Les ambitions de la Chine en matière d’autosuffisance en semi-conducteurs viennent de recevoir un coup d’adrénaline. Naura Technology Group, le plus grand fabricant national d’équipements pour semi-conducteurs du pays, affirme avoir réalisé une percée qui pourrait aider significativement ChangXin Memory Technologies (CXMT) à produire des puces 3D DRAM, une catégorie de mémoire avancée jusqu’ici difficile à fabriquer sans accès aux outils occidentaux.
CXMT, désormais le quatrième plus grand producteur mondial de DRAM avec environ 7,7 % de part de marché mondiale, a acquis de l'élan malgré les restrictions d'exportation américaines qui bloquent l'accès à des équipements de pointe comme les machines de lithographie EUV.
Ce que Naura apporte à la table
Naura n'a pas divulgué publiquement de détails précis sur les processus spécifiques, les indicateurs de performance ou les échéances de production liés à sa percée annoncée. Ce qui est connu, c'est que les travaux de l'entreprise visent à permettre la fabrication de DRAM 3D et à soutenir le empilement de mémoire à haut débit (HBM), deux éléments essentiels pour les charges de travail informatiques de prochaine génération, telles que l'entraînement et l'inférence de l'IA.

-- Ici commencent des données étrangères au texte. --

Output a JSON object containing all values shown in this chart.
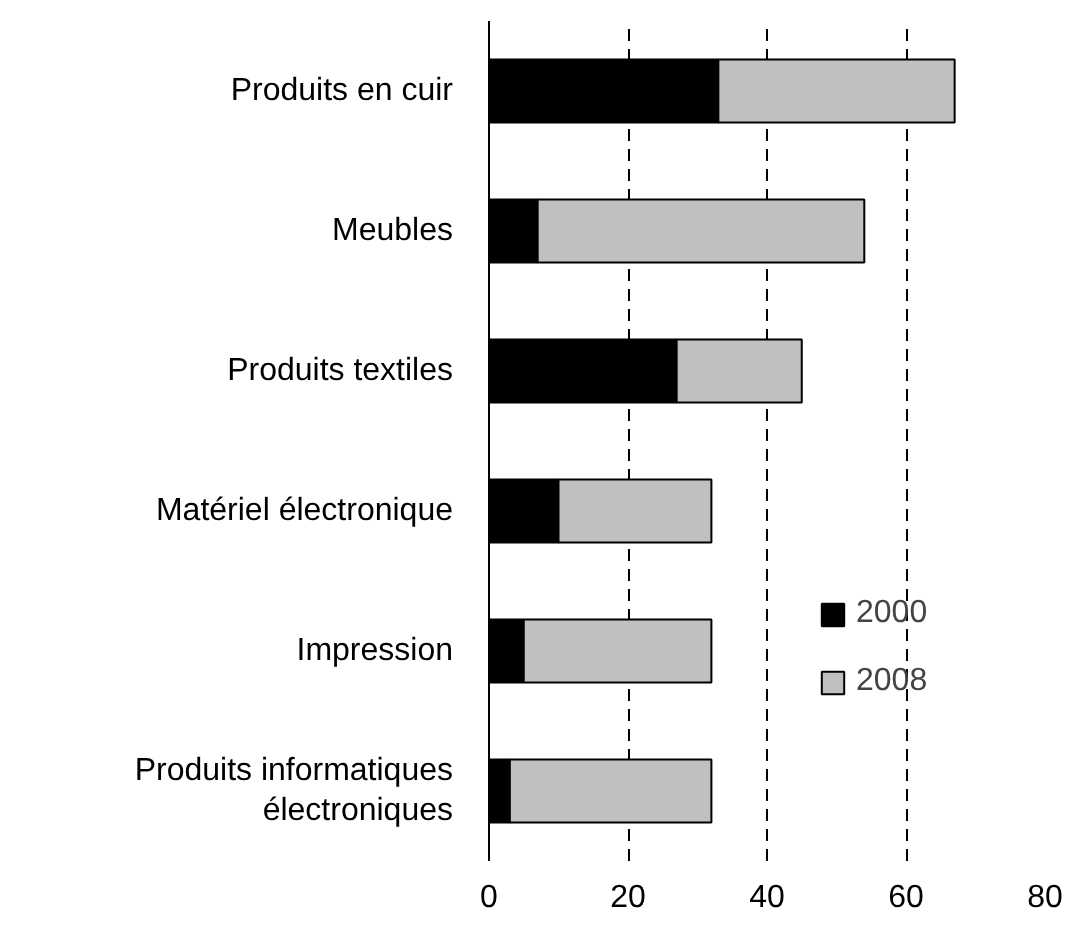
{
  "chart_data": {
    "type": "bar",
    "orientation": "horizontal",
    "stacked": true,
    "categories": [
      "Produits en cuir",
      "Meubles",
      "Produits textiles",
      "Matériel électronique",
      "Impression",
      "Produits informatiques électroniques"
    ],
    "series": [
      {
        "name": "2000",
        "color": "#000000",
        "values": [
          33,
          7,
          27,
          10,
          5,
          3
        ]
      },
      {
        "name": "2008",
        "color": "#c0c0c0",
        "values": [
          34,
          47,
          18,
          22,
          27,
          29
        ]
      }
    ],
    "xlim": [
      0,
      80
    ],
    "xticks": [
      0,
      20,
      40,
      60,
      80
    ],
    "grid": "x",
    "line_style": "dashed",
    "legend": "right"
  }
}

Pour CXMT, la capacité de se procurer cet équipement localement plutôt que de l'importer auprès d'entreprises comme Applied Materials, Lam Research ou ASML change entièrement la donne. Les sanctions américaines ont rendu de plus en plus difficile pour les fabricants de puces chinois d'acquérir les outils étrangers les plus avancés, créant un goulot d'étranglement qui limite la vitesse à laquelle des entreprises comme CXMT peuvent se développer.
La montée rapide de CXMT
CXMT exploite plusieurs installations de fabrication DRAM de 12 pouces, avec une capacité combinée récente d'environ 300 000 wafers par mois, et prévoit de doubler ce chiffre. Elle a atteint des taux de rendement supérieurs à 90 % sur certains produits DDR5, une performance qui la place en concurrence directe avec les géants établis de la mémoire comme Samsung, SK Hynix et Micron.
Les modules DDR5 de CXMT ont démontré des performances compétitives sur les plateformes AMD. Le IPO de l'entreprise en 2026 sur la Bourse de Shanghai a levé environ 57,9 milliards de yuans, les fonds étant destinés à l'expansion des lignes de production de wafers DRAM et à la modernisation des processus de fabrication.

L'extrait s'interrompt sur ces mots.